The trend reflects a broader tension in the market. SMEs are seeking efficiency in how they buy routine, compulsory covers, while brokers are under pressure to demonstrate value beyond policy placement. A faster quoting tool gives brokers a way to handle workers compensation transactionally without losing the client relationship to a direct channel. At the Insurance Council of Australia’s (ICA) annual conference in October 2025, ICA chair Steve Johnston framed the pace of digital change as a sector-wide obligation. “It’s time for insurance to modernise, for products to be designed to meet the needs of customers in areas where traditional products simply can’t respond. We need to innovate at pace,” Johnston said.

What comes next

QBE has not announced a rollout timeline for additional jurisdictions or a broader expansion of the product’s eligibility criteria. The insurer said the platform is built to be updated incrementally, with broker feedback determining the direction of future changes. Workers compensation’s mandatory nature and the relative standardisation of risks in the sub-$50,000 band make it more suitable for straight-through digital processing than most commercial lines. Whether QBE extends QuickQuote into the more complex end of the privately underwritten market – or into the agent-based jurisdictions – will depend on how the initial rollout performs.

A broader industry shift

QBE's launch reflects a wider push across the Australian insurance industry to modernise claims and policy management through technology. CGU has restructured its workers' compensation operations under a single team to reduce broker touchpoints and partnered with Navigator Group to automate parts of the claims process, with a particular focus on mental health outcomes. Suncorp has built SunGPT, a generative AI platform that powers its Single View of Claim tool, used by around 1,500 claims staff to consolidate case notes and recommend next steps, reducing per-claim review time by up to 30 minutes; the insurer is also replacing legacy policy administration systems as part of its multi-year Digital Insurer program.

Allianz has introduced MyJourney, a digital screening tool that tailors recovery plans for injured workers at the outset of a claim, alongside an Early Intervention Program designed to provide faster support for psychological injury claims.
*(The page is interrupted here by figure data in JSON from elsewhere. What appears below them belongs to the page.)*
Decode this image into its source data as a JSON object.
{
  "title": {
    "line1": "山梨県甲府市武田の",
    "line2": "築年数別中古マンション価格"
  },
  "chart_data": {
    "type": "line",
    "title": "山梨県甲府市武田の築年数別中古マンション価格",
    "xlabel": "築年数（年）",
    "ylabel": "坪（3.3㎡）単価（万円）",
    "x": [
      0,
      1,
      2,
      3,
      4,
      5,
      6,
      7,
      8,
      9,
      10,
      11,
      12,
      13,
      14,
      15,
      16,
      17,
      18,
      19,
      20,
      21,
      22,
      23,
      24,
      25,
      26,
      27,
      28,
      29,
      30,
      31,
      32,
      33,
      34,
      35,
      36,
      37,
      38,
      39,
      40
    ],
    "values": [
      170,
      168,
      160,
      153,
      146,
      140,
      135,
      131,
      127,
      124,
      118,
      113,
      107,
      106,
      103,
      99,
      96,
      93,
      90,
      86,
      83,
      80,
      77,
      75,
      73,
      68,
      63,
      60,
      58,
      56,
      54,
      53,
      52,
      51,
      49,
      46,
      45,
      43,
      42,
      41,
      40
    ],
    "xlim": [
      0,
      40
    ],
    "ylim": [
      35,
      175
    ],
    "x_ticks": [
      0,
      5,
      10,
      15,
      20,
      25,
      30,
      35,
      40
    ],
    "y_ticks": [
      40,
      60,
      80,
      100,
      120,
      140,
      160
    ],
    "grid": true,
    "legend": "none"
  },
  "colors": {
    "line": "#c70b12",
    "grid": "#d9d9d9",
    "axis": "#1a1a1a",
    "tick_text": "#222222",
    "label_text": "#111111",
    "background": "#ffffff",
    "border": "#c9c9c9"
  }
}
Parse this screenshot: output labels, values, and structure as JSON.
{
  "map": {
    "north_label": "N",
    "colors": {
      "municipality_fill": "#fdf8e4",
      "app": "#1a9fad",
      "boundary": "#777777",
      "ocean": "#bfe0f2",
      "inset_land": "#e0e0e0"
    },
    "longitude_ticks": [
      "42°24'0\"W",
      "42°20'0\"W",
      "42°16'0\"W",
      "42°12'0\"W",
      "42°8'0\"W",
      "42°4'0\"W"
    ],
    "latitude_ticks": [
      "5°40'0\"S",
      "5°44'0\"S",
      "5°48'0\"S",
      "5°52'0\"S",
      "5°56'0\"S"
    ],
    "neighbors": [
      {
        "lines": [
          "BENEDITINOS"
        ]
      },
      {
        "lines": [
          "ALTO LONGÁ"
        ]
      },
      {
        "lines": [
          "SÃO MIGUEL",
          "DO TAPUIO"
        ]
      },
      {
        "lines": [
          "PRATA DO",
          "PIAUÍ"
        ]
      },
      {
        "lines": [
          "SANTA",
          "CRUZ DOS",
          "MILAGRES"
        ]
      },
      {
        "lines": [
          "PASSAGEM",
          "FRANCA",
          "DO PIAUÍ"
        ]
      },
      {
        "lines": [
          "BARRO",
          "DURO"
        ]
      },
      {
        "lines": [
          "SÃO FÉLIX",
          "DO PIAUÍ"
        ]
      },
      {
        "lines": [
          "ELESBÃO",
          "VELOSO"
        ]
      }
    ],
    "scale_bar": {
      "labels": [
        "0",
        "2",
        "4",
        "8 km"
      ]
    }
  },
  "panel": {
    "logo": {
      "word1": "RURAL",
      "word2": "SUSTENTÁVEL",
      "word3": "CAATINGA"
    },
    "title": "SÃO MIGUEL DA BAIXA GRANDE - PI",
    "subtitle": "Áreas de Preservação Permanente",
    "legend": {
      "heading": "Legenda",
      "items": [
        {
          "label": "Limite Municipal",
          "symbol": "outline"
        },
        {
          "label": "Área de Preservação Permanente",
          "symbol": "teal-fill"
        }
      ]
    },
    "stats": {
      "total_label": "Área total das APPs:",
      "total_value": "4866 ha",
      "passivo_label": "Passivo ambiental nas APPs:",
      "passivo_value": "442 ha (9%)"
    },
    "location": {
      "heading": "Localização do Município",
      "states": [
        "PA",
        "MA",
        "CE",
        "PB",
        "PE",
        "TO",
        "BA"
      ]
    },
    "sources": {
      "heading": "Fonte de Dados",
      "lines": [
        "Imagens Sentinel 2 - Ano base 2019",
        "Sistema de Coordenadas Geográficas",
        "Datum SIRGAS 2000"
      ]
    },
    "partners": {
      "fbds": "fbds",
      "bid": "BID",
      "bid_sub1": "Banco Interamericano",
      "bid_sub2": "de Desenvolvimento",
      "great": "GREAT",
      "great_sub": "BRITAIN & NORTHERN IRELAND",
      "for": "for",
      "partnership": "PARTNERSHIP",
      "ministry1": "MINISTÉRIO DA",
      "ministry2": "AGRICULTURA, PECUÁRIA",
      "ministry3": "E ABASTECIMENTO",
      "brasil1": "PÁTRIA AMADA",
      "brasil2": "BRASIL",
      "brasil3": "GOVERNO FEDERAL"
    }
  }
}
TAL, operating in life and income protection, announced in April 2026 a five-year expansion of its Microsoft partnership to embed Azure AI across its claims operations, with its existing AI knowledge assistant having handled over 37,000 claims-related queries and saving an average of seven minutes per question. Across the industry, the direction is consistent: less manual intervention, faster resolution, and greater use of data to support both claimants and the businesses that serve them.